好的。嗯,我想我在法庭文件中讀過,看起來核心希望你支付 PRA 的律師費。我只是想了解他們的律師費最終是多少。
Rick Pauls - President & CEO
Rick Pauls - President & CEO
No, no, we don't have exposure for that. The Dutch courts operate a little differently. They have an assigned amount that they charged us and we had to pay that. But if it wasn't determined based upon their on their costs, it was around 40,000 US.

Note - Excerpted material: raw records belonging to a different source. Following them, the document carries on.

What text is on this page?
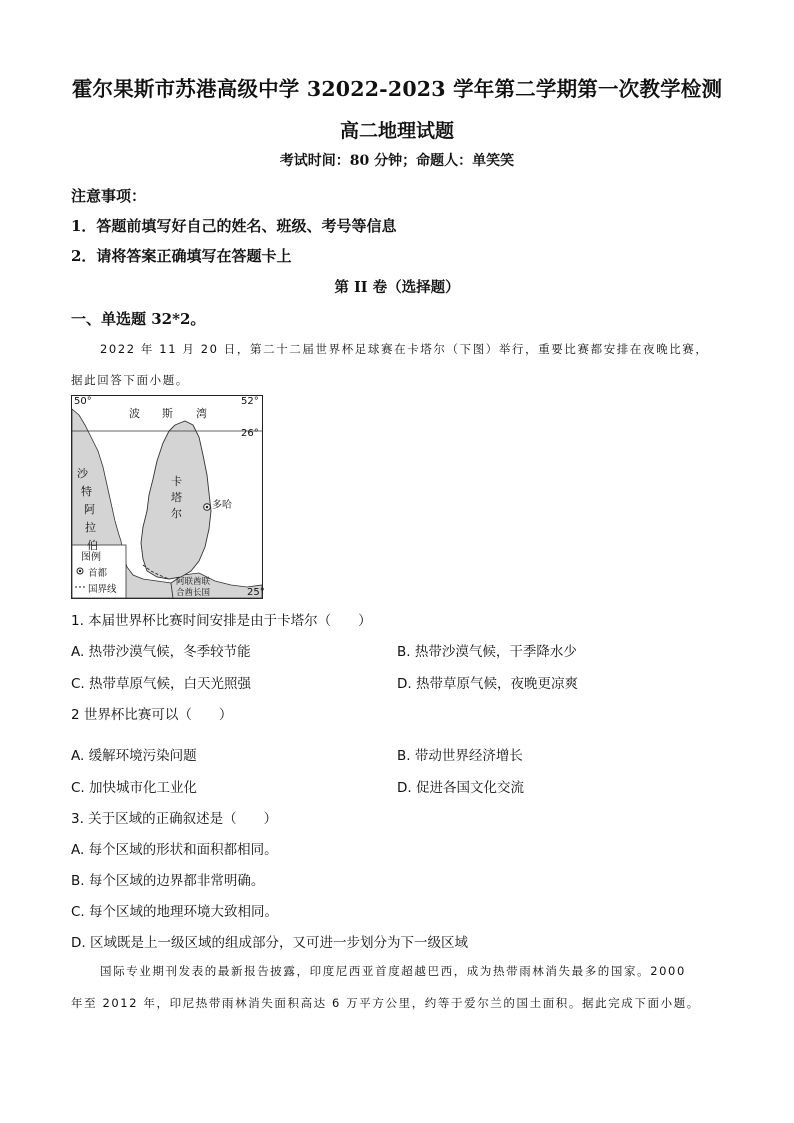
霍尔果斯市苏港高级中学 32022-2023 学年第二学期第一次教学检测
高二地理试题
考试时间：80 分钟；命题人：单笑笑
注意事项：
1．答题前填写好自己的姓名、班级、考号等信息
2．请将答案正确填写在答题卡上
第 II 卷（选择题）
一、单选题 32*2。
2022 年 11 月 20 日，第二十二届世界杯足球赛在卡塔尔（下图）举行，重要比赛都安排在夜晚比赛，
据此回答下面小题。
50°	52°
26°
25°
波 斯 湾
沙
特
阿
拉
伯
卡
塔
尔
多哈
阿联酋联
合酋长国
图例
首都
国界线
1. 本届世界杯比赛时间安排是由于卡塔尔（　　）
A. 热带沙漠气候，冬季较节能	B. 热带沙漠气候，干季降水少
C. 热带草原气候，白天光照强	D. 热带草原气候，夜晚更凉爽
2 世界杯比赛可以（　　）
A. 缓解环境污染问题	B. 带动世界经济增长
C. 加快城市化工业化	D. 促进各国文化交流
3. 关于区域的正确叙述是（　　）
A. 每个区域的形状和面积都相同。
B. 每个区域的边界都非常明确。
C. 每个区域的地理环境大致相同。
D. 区域既是上一级区域的组成部分，又可进一步划分为下一级区域
国际专业期刊发表的最新报告披露，印度尼西亚首度超越巴西，成为热带雨林消失最多的国家。2000
年至 2012 年，印尼热带雨林消失面积高达 6 万平方公里，约等于爱尔兰的国土面积。据此完成下面小题。
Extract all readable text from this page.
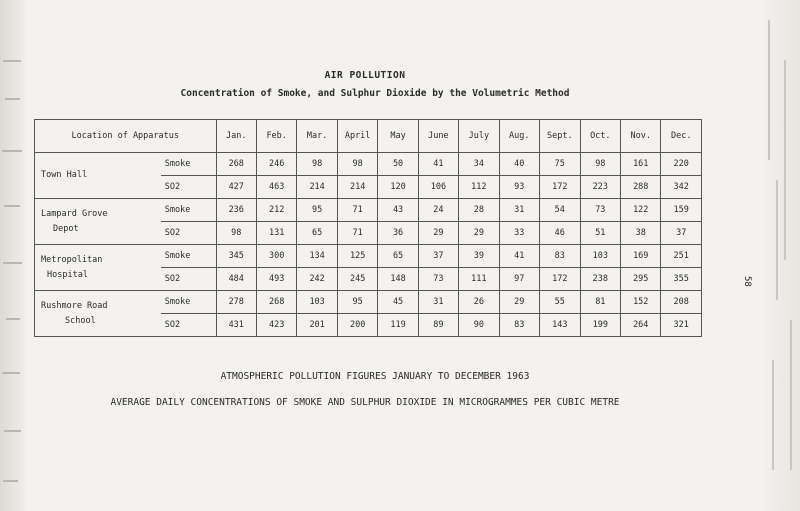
AIR POLLUTION
Concentration of Smoke, and Sulphur Dioxide by the Volumetric Method
Location of Apparatus		Jan.	Feb.	Mar.	April	May	June	July	Aug.	Sept.	Oct.	Nov.	Dec.

Town Hall	Smoke	268	246	98	98	50	41	34	40	75	98	161	220
	SO2	427	463	214	214	120	106	112	93	172	223	288	342

Lampard Grove
Depot	Smoke	236	212	95	71	43	24	28	31	54	73	122	159
	SO2	98	131	65	71	36	29	29	33	46	51	38	37

Metropolitan
Hospital	Smoke	345	300	134	125	65	37	39	41	83	103	169	251
	SO2	484	493	242	245	148	73	111	97	172	238	295	355

Rushmore Road
School	Smoke	278	268	103	95	45	31	26	29	55	81	152	208
	SO2	431	423	201	200	119	89	90	83	143	199	264	321
58
ATMOSPHERIC POLLUTION FIGURES JANUARY TO DECEMBER 1963
AVERAGE DAILY CONCENTRATIONS OF SMOKE AND SULPHUR DIOXIDE IN MICROGRAMMES PER CUBIC METRE
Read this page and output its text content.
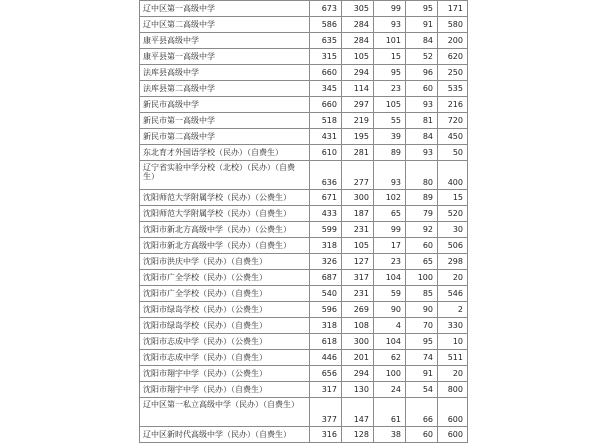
辽中区第一高级中学	673	305	99	95	171
辽中区第二高级中学	586	284	93	91	580
康平县高级中学	635	284	101	84	200
康平县第一高级中学	315	105	15	52	620
法库县高级中学	660	294	95	96	250
法库县第二高级中学	345	114	23	60	535
新民市高级中学	660	297	105	93	216
新民市第一高级中学	518	219	55	81	720
新民市第二高级中学	431	195	39	84	450
东北育才外国语学校（民办）（自费生）	610	281	89	93	50
辽宁省实验中学分校（北校）（民办）（自费生）	636	277	93	80	400
沈阳师范大学附属学校（民办）（公费生）	671	300	102	89	15
沈阳师范大学附属学校（民办）（自费生）	433	187	65	79	520
沈阳市新北方高级中学（民办）（公费生）	599	231	99	92	30
沈阳市新北方高级中学（民办）（自费生）	318	105	17	60	506
沈阳市洪庆中学（民办）（自费生）	326	127	23	65	298
沈阳市广全学校（民办）（公费生）	687	317	104	100	20
沈阳市广全学校（民办）（自费生）	540	231	59	85	546
沈阳市绿岛学校（民办）（公费生）	596	269	90	90	2
沈阳市绿岛学校（民办）（自费生）	318	108	4	70	330
沈阳市志成中学（民办）（公费生）	618	300	104	95	10
沈阳市志成中学（民办）（自费生）	446	201	62	74	511
沈阳市翔宇中学（民办）（公费生）	656	294	100	91	20
沈阳市翔宇中学（民办）（自费生）	317	130	24	54	800
辽中区第一私立高级中学（民办）（自费生）	377	147	61	66	600
辽中区新时代高级中学（民办）（自费生）	316	128	38	60	600
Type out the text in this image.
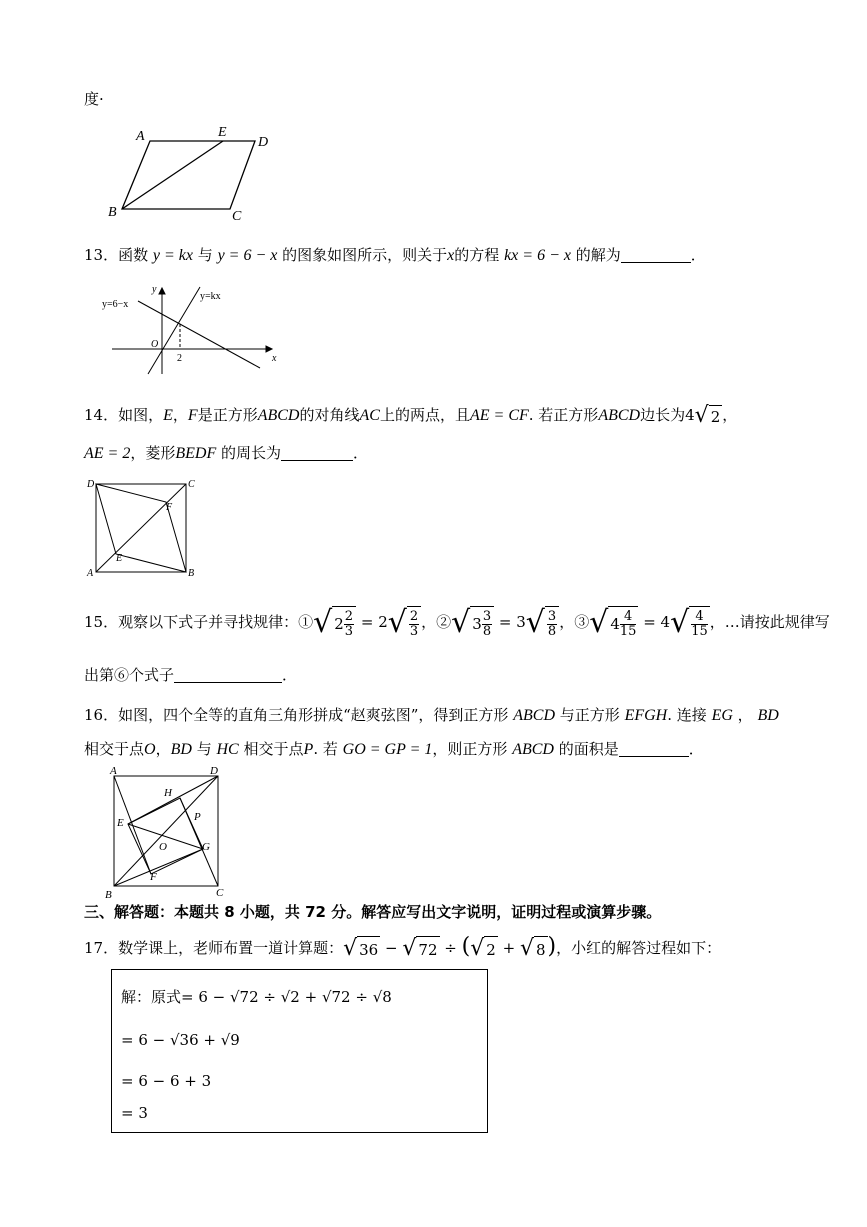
度·
A	E
D
B	C
13．函数 y = kx 与 y = 6 − x 的图象如图所示，则关于x的方程 kx = 6 − x 的解为	．
y=6−x
y=kx
y
x
O
2
14．如图，E，F是正方形ABCD的对角线AC上的两点，且AE = CF. 若正方形ABCD边长为4√ 2 ，
AE = 2，菱形BEDF 的周长为	．
D	C
F
E
A	B
15．观察以下式子并寻找规律：①√ $2 \frac{2}{3} = 2√ \frac{2}{3}$ ，②√ $3 \frac{3}{8} = 3√ \frac{3}{8}$ ，③√ $4 \frac{4}{15} = 4√ \frac{4}{15}$ ，…请按此规律写
出第⑥个式子	．
16．如图，四个全等的直角三角形拼成“赵爽弦图”，得到正方形 ABCD 与正方形 EFGH. 连接 EG ， BD
相交于点O，BD 与 HC 相交于点P. 若 GO = GP = 1，则正方形 ABCD 的面积是	．
A	D
H
P
E
O	G
B
F
C
三、解答题：本题共 8 小题，共 72 分。解答应写出文字说明，证明过程或演算步骤。
17．数学课上，老师布置一道计算题：√ 36 − √ 72 ÷ (√ 2 + √ 8)，小红的解答过程如下：
解：原式= 6 − √72 ÷ √2 + √72 ÷ √8
= 6 − √36 + √9
= 6 − 6 + 3
= 3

不,不,我們沒有這方面的曝光。荷蘭法院的運作方式略有不同。他們向我們收取了指定金額,我們必須支付該金額。但如果不是根據他們的成本來決定的話,大約是四萬美元左右。
Alexander Nowak - Analyst
Alexander Nowak - Analyst
Got it. Okay. Thank you so much.
知道了。好的。太感謝了。
Rick Pauls - President & CEO
Rick Pauls - President & CEO
Thanks, Alex.
謝謝,亞歷克斯。
Operator
Operator
And seeing no further questions, I'll turn the call back over to our host.
看到沒有更多問題,我會將電話轉回給我們的主持人。
Rick Pauls - President & CEO
Rick Pauls - President & CEO
We would like to thank everyone for joining us this morning. And for your continued support. We're building momentum in our MA trial and look forward for the next update. This concludes our call today. Thank you.
我們要感謝大家今天早上加入我們。感謝您一如既往的支持。我們正在 MA 試驗中積蓄動力,並期待下一次更新。我們今天的電話會議到此結束。謝謝。
Operator
Operator
The meeting has now concluded. Thank you for joining and have a pleasant day.
會議現已結束。感謝您的加入並祝您有個愉快的一天。